The world's largest restaurant chain was struggling with sluggish sales, falling earnings and a stale menu. It didn't help that people were starting to sue McDonald's for making them fat either
"When a brand gets as big as McDonald's, it has to be very well managed," Brymer. "The company has to constantly update its product and its image if it wants to keep its place at the table."
Fighting for a place at the table
To its management's credit, industry watchers say McDonald's has steered a well-orchestrated turnaround.
In addition to fresh salads and Happy Meals for adults, Mickey D's introduced Wi-Fi access for customers as well as a "contactless" payment option called MasterCard PayPass, which lets customers simply wave or tap the card to complete a quick transaction.
"We're beginning to see concrete evidence that McDonald's relationship with consumers is improving, and the rewards are filtering down to the bottomline," Morningstar analyst Carl Sibiliski, wrote in a recent research note.
In February, McDonald's posted its 22nd consecutive month of sales growth at restaurants open at least a year. Shares of the Dow component have cooled slightly after running up 30 percent last year. Its profits last year jumped 55 percent from the previous fiscal year.
Earnings are expected to grow about 8 percent a year over the next few years. That's lower than the expected 13 percent annual growth rate for the overall restaurant industry.
But the stock price already reflects this. McDonald's trades at just 15.7 times 2005 earnings estimates, a discount to its restaurant stock peers.

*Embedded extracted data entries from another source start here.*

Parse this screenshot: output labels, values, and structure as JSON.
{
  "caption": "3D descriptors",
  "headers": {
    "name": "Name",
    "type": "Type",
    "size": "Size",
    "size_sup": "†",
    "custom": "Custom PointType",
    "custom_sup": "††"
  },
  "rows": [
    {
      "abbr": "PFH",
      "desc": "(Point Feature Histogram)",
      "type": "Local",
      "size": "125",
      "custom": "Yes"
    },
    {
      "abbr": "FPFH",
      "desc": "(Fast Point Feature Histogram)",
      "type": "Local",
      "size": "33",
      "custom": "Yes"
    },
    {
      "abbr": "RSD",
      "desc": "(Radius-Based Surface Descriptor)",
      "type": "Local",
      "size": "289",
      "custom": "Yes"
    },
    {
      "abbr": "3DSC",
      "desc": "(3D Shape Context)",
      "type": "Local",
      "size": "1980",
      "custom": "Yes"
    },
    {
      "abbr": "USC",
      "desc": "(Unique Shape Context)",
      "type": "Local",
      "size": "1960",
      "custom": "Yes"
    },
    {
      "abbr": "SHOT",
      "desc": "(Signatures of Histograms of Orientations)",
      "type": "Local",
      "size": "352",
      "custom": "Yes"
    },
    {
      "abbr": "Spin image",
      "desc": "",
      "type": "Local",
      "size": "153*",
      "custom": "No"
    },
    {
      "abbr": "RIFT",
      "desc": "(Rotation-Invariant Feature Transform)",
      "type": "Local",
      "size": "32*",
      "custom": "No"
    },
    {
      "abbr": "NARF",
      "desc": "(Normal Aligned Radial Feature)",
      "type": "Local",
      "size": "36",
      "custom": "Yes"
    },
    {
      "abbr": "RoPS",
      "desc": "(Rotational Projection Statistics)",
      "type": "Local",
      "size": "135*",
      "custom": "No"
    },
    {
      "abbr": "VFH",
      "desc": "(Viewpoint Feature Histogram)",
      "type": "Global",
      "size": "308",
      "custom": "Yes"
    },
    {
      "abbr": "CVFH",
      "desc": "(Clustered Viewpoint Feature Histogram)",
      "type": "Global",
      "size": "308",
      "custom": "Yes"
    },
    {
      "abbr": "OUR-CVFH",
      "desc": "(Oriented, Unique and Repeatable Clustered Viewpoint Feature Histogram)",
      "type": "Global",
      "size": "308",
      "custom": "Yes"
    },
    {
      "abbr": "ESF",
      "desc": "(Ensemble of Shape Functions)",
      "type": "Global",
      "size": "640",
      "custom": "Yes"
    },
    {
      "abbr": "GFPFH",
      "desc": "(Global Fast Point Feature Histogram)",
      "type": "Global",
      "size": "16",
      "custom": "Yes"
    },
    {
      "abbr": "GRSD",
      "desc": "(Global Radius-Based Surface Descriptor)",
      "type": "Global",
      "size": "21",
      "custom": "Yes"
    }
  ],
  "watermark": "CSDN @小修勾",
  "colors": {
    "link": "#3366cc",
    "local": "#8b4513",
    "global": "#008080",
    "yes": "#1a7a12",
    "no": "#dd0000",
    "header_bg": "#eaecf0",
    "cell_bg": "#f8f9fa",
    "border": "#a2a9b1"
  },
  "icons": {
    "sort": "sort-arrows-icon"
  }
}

Despite its recent success, analysts say McDonald's could be in danger of backsliding. Among the challenges it still faces: rapid CEO changes over the past year, stiff competition from other fast-food chains, tough sales comparisons, and exposure to more obesity-related lawsuits.
John Glass, analyst with CIBC World Markets, says the company has to keep its eye on the ball and stay committed to its current strategy.
"Instead of focusing on opening new stores, the company is investing on improving its existing stores," said Glass. "Second, McDonald's is doing a good job with product innovation and improving quality. It's a philosophical change whereby instead of selling burgers cheaply, it's now selling better menu items at a higher price and consumers are paying for it."